Monday, 20 December 2010

The answer to a Non-Rigid-Organization

Japanese philosophy is so near to computer-science

Do you remember? Some days ago I suggested some ways to do data-entry, but I didn't explain well when a wiki is a good solution. I want to illustrate better this concept and introduce you some cases where a wiki is a comfortable solution.


What's Wabi-Sabi? In wikipedia we read

Wabi-sabi (侘寂?) represents a comprehensive Japanese world view or aesthetic centered on the acceptance of transience. The aesthetic is sometimes described as one of beauty that is "imperfect, impermanent and incomplete".[1] It is a concept derived from the Buddhist assertion of the Three marks of existence (三法印 sanbōin?), specifically impermanence (無常 mujō?).
Characteristics of the wabi-sabi aesthetic include asymmetry, asperity, simplicity, modesty, intimacy and the suggestion of natural processes.

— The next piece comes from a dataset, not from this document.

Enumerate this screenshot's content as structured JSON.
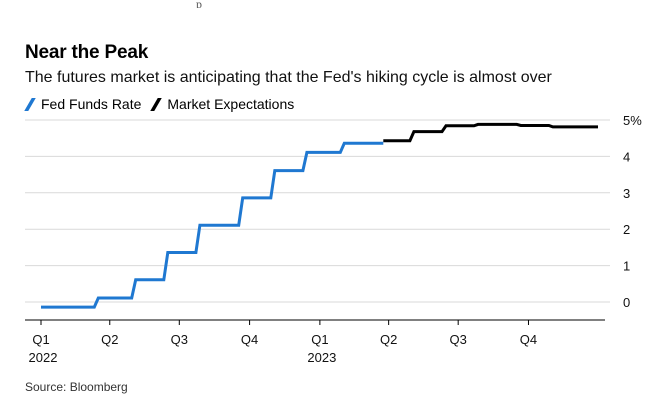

Do this sounds familiar to you? Concepts like "transience", "impermanence", "incompleteness" can appear very often in a bad organized office and are programmer's hell. Let's think to write a relational database. It's well designed and has good interfaces for CRUD. Now, let's imagine our boss asks us to change the relational schema. Adding or removing a column could be not very difficult, but changing big pieces of this schema means to rewrite our application controller from 40% to 70% and write some scripts to move datas from the old schema to the new. Pretty boring and frustrating. And, more important, probably non definitive, because in a bad organized office, changes could happen very often.

Wiki is Wabi-Sabi

A wiki is "fluid". It have a very simple schema (to our eyes), mostly based on "Articles" and "Categories". It checks if a certain page exists (blue links) or not (red links); it lists all uncategorized pages; it lists all unused categories, ecc. It will also include the "Search" which shows us all pages wich contain the searched word.
I choose a wiki for a particular job: I had a web application and I have to list all entities showed to the user. I started with an excel spreadsheet, listing where the entity was located (in wich web page), if it was read or write, who can modify it and other fields. This organization changes some days ago, forcing me to change the schema. But this time I moved all data to a wiki (mediawiki), making a page (article) for every entity.
Result: it's appreciated and a change will be managed easily, 'cause there's no SQL schemas to modify, just pages.
If you're losing your life on a Access database and your boss wants every day a "small change" which makes you mad, then moving to a wiki is probably the best solution.